Incidente sul lavoro nel Cilento: 56enne costretto a cercare cure a centinaia di chilometri
Accompagnato da un collega, il ferito si è recato inizialmente al pronto soccorso dell’ospedale “San Luca” di Vallo, dove i medici hanno evidenziato la gravità della situazione e indicato la necessità di un intervento chirurgico specialistico della mano. La struttura locale, non essendo attrezzata per l’operazione, ha consigliato di recarsi a Napoli.
Il 56enne ha quindi raggiunto l’Ospedale dei Pellegrini, dove è stato visitato ma non ricoverato a causa della mancanza di posti letto. Il giorno successivo, una consulenza specialistica ha confermato la diagnosi: «frattura scomposta del quinto metacarpo della mano destra con lesione dei tendini estensori e presenza di neoformazione», con l’applicazione di doccia gessata e la raccomandazione a sottoporsi all’intervento chirurgico. Tuttavia, nonostante la conferma della necessità dell’operazione, la struttura ha comunicato l’impossibilità di ricoverare il paziente per indisponibilità di posti letto e barelle, costringendolo a fare ritorno a casa con la mano immobilizzata.
A questo punto, la figlia dell’uomo si è attivata per cercare soluzioni alternative, riuscendo infine a individuare un percorso terapeutico a Torino. La vicenda ha suscitato indignazione tra la comunità locale e acceso nuovamente i riflettori sulle criticità del sistema sanitario nel Cilento.
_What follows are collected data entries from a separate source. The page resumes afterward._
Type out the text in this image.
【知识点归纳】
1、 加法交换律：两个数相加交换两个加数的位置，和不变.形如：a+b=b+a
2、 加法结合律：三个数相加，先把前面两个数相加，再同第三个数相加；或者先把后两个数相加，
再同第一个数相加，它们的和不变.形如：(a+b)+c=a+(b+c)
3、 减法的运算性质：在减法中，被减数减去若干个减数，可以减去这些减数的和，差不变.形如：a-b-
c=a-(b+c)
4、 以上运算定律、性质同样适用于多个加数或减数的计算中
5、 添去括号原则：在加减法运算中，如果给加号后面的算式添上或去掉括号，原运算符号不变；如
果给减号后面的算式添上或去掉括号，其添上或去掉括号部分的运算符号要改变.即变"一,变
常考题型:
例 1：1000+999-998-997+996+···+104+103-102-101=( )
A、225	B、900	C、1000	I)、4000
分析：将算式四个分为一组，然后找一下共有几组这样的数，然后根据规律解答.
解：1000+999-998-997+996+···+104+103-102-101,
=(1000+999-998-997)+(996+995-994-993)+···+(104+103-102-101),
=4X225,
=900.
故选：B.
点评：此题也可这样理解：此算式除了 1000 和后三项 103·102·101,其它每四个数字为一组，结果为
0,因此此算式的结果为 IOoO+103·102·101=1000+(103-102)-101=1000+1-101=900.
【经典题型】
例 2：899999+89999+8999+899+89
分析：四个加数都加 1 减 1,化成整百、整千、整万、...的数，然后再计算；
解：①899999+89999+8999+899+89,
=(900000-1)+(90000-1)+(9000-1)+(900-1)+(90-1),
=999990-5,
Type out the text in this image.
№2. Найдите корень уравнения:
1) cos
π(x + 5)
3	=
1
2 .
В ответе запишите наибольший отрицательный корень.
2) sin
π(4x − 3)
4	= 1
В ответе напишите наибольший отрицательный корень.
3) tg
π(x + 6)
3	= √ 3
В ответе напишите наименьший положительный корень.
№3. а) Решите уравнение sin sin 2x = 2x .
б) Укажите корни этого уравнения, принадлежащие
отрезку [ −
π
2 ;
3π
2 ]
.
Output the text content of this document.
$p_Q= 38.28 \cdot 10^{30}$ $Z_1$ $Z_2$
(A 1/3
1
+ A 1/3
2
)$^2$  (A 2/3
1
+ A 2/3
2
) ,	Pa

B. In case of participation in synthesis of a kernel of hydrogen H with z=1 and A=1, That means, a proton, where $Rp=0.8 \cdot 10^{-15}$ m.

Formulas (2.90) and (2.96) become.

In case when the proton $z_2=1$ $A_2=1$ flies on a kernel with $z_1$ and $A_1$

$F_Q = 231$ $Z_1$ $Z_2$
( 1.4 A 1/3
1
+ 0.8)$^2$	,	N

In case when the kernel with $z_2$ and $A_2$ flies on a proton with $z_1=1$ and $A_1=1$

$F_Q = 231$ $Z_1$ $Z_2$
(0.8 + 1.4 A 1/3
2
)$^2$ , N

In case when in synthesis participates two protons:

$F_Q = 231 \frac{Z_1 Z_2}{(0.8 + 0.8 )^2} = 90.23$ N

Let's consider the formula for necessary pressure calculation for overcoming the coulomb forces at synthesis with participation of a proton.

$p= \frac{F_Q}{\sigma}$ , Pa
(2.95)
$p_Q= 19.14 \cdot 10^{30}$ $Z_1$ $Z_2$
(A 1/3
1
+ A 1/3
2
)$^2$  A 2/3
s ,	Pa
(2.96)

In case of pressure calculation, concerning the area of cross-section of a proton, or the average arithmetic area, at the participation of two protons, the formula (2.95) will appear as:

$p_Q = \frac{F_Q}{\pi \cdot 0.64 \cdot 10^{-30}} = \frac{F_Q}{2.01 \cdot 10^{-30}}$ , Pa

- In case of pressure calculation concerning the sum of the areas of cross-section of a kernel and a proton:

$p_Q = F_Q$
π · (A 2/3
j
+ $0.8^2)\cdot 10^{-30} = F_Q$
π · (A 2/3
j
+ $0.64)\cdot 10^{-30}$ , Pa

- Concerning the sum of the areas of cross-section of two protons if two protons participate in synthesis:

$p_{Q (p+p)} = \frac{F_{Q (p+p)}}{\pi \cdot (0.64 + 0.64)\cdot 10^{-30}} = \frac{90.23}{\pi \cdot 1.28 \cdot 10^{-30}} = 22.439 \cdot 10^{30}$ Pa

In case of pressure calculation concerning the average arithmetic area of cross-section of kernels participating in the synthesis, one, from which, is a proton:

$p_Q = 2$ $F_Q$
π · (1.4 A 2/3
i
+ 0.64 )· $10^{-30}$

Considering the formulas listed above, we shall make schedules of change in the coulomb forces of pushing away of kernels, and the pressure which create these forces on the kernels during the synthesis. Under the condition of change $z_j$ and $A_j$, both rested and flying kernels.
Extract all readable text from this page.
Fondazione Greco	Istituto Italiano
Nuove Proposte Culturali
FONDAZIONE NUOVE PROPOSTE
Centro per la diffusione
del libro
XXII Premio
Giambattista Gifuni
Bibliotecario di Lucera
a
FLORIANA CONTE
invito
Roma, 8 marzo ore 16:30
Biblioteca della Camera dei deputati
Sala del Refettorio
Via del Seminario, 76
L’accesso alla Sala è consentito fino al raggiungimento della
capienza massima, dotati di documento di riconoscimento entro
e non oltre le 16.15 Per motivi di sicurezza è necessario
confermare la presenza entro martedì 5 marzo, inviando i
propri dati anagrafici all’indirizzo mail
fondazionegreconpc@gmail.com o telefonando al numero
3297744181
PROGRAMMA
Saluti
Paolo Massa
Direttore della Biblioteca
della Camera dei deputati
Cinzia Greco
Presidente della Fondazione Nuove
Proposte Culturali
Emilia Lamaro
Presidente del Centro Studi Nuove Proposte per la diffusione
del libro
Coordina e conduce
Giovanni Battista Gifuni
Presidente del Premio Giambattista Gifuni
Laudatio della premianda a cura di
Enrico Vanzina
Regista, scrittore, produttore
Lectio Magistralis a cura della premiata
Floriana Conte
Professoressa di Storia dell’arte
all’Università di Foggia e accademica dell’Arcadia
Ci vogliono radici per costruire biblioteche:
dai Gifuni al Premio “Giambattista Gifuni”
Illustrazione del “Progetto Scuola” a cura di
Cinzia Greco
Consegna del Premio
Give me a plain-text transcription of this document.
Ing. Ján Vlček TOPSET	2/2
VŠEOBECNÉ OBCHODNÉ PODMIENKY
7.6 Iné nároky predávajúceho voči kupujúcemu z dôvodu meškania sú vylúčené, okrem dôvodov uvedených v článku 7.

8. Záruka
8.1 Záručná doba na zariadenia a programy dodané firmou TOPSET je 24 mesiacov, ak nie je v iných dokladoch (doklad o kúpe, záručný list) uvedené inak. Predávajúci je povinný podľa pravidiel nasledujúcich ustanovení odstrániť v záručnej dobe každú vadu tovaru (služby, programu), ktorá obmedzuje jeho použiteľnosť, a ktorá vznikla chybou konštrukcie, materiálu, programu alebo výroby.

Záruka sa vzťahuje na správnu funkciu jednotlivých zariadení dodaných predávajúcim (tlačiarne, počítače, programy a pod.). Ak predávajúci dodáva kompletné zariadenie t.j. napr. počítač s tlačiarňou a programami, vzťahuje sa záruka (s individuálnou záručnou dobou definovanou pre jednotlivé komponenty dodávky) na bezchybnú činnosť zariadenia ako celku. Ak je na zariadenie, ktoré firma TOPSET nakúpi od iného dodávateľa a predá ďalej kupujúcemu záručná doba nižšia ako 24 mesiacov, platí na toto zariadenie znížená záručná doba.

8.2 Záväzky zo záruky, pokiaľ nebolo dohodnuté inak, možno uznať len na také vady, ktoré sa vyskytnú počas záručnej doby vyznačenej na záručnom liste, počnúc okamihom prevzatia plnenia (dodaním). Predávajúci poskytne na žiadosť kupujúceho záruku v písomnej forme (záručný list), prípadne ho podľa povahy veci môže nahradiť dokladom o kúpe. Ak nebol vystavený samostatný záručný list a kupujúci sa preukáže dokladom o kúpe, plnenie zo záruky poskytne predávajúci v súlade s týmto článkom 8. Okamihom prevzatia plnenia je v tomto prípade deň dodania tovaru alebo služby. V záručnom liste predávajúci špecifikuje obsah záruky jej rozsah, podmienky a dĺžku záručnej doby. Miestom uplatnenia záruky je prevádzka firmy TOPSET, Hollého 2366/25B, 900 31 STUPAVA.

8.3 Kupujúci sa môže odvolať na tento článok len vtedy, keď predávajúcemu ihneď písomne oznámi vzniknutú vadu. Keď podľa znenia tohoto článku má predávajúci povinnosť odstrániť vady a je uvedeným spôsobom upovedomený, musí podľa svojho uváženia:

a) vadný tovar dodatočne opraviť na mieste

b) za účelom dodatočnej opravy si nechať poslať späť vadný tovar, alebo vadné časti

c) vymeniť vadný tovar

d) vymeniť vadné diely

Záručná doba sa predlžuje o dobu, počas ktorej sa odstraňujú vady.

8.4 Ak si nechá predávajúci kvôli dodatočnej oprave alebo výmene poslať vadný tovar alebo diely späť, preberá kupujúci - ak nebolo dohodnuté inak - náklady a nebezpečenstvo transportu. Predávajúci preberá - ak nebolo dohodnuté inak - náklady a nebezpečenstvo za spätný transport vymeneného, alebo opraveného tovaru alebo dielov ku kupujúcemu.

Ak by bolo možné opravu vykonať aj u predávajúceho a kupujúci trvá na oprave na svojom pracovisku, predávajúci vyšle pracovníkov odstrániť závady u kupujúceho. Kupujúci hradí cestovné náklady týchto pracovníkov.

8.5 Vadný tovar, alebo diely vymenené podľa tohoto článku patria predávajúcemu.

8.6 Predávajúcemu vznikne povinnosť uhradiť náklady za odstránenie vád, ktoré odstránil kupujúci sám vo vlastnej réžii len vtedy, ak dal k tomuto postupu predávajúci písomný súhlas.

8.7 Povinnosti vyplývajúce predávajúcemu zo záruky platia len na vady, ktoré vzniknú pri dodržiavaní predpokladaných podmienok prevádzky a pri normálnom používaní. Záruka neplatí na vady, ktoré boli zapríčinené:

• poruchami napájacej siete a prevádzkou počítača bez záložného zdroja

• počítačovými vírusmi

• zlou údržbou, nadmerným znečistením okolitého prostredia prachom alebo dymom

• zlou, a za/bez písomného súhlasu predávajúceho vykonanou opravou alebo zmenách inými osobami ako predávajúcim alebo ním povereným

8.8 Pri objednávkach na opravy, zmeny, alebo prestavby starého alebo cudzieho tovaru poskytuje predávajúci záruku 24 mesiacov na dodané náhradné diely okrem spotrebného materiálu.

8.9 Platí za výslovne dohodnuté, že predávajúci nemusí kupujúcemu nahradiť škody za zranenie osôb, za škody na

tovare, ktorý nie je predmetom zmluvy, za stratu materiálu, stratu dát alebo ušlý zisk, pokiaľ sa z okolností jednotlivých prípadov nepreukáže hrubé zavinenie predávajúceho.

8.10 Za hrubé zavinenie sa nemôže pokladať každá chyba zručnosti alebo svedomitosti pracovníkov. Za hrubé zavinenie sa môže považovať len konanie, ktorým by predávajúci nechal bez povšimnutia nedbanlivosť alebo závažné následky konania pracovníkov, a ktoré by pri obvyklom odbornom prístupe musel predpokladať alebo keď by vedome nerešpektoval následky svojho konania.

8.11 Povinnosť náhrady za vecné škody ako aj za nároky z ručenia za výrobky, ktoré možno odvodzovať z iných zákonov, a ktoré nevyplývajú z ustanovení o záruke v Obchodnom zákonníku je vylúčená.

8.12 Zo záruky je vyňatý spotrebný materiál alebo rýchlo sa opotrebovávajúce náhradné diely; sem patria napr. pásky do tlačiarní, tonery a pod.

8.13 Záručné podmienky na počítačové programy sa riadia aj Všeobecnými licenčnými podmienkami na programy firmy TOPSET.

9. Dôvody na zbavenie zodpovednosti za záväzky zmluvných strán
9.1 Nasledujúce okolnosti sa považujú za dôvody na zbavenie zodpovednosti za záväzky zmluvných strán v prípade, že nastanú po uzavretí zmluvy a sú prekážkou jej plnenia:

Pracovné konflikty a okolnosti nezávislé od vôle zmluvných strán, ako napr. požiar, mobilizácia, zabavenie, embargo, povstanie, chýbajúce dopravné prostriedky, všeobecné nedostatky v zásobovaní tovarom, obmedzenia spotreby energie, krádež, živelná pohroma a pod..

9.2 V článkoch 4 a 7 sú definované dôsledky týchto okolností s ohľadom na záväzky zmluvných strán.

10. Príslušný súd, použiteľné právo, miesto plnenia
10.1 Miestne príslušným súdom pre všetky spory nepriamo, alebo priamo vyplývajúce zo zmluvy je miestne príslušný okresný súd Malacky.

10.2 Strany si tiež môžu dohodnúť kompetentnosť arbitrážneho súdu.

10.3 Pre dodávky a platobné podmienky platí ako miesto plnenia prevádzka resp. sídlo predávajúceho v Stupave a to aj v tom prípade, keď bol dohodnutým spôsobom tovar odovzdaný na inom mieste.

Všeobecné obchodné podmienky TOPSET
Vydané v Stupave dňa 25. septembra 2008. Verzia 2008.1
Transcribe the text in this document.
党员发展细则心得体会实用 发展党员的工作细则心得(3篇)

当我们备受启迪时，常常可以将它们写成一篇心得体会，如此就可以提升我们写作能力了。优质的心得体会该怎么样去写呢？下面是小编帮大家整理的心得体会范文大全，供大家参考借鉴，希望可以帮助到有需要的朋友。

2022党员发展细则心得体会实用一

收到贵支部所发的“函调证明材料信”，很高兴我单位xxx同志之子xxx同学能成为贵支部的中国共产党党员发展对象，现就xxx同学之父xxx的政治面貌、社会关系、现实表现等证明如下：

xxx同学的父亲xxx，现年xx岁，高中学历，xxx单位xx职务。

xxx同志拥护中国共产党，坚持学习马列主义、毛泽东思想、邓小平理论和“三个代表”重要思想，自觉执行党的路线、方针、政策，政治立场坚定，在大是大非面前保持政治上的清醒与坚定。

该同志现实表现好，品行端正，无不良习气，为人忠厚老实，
Il sindaco Michele Santoro ha espresso forte disappunto: «Siamo di fronte all’ennesimo caso che dimostra il fallimento del sistema sanitario nei nostri territori. Un cittadino costretto a percorrere centinaia di chilometri per un intervento urgente, dopo essere stato rimbalzato da una struttura all’altra. È inaccettabile: così si nega il diritto alla salute».